We observe, also, in looking at a picture, the curious phenomenon that, whatever position we may take toward it, it always appears projected, but in aspects which are varied not only in respect to the absolute position of its constituent parts, but also in respect to their mutual relations with one another, to such an extent that from an extremely unfavorable position it appears distorted.

Whenever an artist can not produce the perspective effects he desires in a picture drawn with absolute correctness, he does not hesitate to exaggerate the perspective if he thinks he can thereby enforce a better conception of his design. lie represents distant objects on a smaller scale than strict accuracy demands, and causes us, by unconsciously taking account of the reduction, to see them farther off than we otherwise would do; and he knows how to call our imagination to his help in other ways.

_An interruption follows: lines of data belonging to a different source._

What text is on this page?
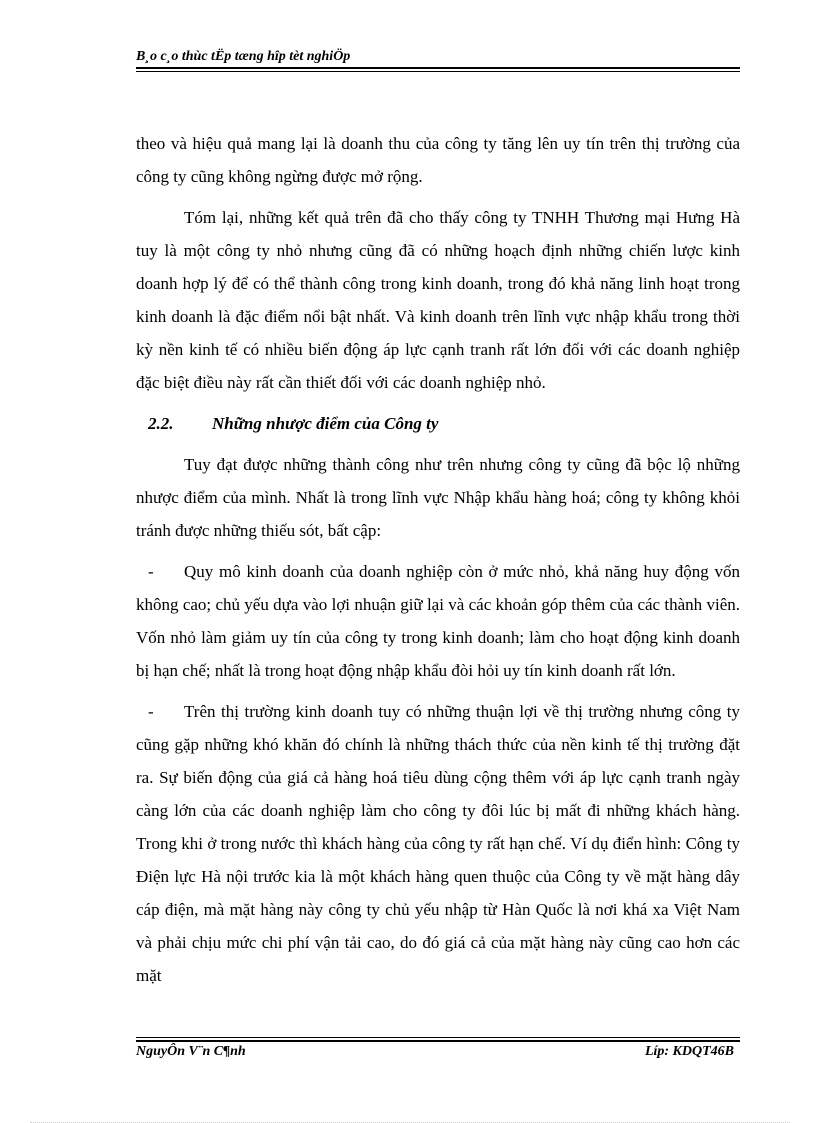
B¸o c¸o thùc tËp tæng hîp tèt nghiÖp

theo và hiệu quả mang lại là doanh thu của công ty tăng lên uy tín trên thị trường của công ty cũng không ngừng được mở rộng.

Tóm lại, những kết quả trên đã cho thấy công ty TNHH Thương mại Hưng Hà tuy là một công ty nhỏ nhưng cũng đã có những hoạch định những chiến lược kinh doanh hợp lý để có thể thành công trong kinh doanh, trong đó khả năng linh hoạt trong kinh doanh là đặc điểm nổi bật nhất. Và kinh doanh trên lĩnh vực nhập khẩu trong thời kỳ nền kinh tế có nhiều biến động áp lực cạnh tranh rất lớn đối với các doanh nghiệp đặc biệt điều này rất cần thiết đối với các doanh nghiệp nhỏ.

2.2. Những nhược điểm của Công ty

Tuy đạt được những thành công như trên nhưng công ty cũng đã bộc lộ những nhược điểm của mình. Nhất là trong lĩnh vực Nhập khẩu hàng hoá; công ty không khỏi tránh được những thiếu sót, bất cập:

- Quy mô kinh doanh của doanh nghiệp còn ở mức nhỏ, khả năng huy động vốn không cao; chủ yếu dựa vào lợi nhuận giữ lại và các khoản góp thêm của các thành viên. Vốn nhỏ làm giảm uy tín của công ty trong kinh doanh; làm cho hoạt động kinh doanh bị hạn chế; nhất là trong hoạt động nhập khẩu đòi hỏi uy tín kinh doanh rất lớn.

- Trên thị trường kinh doanh tuy có những thuận lợi về thị trường nhưng công ty cũng gặp những khó khăn đó chính là những thách thức của nền kinh tế thị trường đặt ra. Sự biến động của giá cả hàng hoá tiêu dùng cộng thêm với áp lực cạnh tranh ngày càng lớn của các doanh nghiệp làm cho công ty đôi lúc bị mất đi những khách hàng. Trong khi ở trong nước thì khách hàng của công ty rất hạn chế. Ví dụ điển hình: Công ty Điện lực Hà nội trước kia là một khách hàng quen thuộc của Công ty về mặt hàng dây cáp điện, mà mặt hàng này công ty chủ yếu nhập từ Hàn Quốc là nơi khá xa Việt Nam và phải chịu mức chi phí vận tải cao, do đó giá cả của mặt hàng này cũng cao hơn các mặt

NguyÔn V¨n C¶nh	Líp: KDQT46B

Although the application of perspective devices is usually enough for the purpose, the projection of the design is heightened to a considerable degree, facilitated and brought nearer the appearance of reality by the introduction of effects of light and shade. This also is borrowed from Nature. The shading may, indeed, sometimes define and fix the effect which mere perception fails to convey positively. A square with two diagonals drawn across it may mean simply that, or it may be intended to represent a pyramid. If proper shading is added, the figure is made to mean a pyramid unmistakably.

If we assume that the light is evenly diffused through any space, then, other conditions being equal, those things in the space which are nearer to us will be clearer in appearance in a proportion determined by the rule that the intensity of light diminishes as the square of the distance increases. A point twice as far from the eye as another appears four times as obscure. This normal diminution of intensity is augmented by the darkening which objects undergo in consequence of the interposition of strata of air, or by the effect of "air-perspective," as it is called, in distinction from linear perspective. The painter must take both of these phenomena into account. By the application of a suitable coloring, the effect of air-perspective may be produced in so striking a degree that objects may, by means of it, be made to appear wonderfully remote. This effect, also, is dependent upon our unconscious application of knowledge we have gained from previous experience.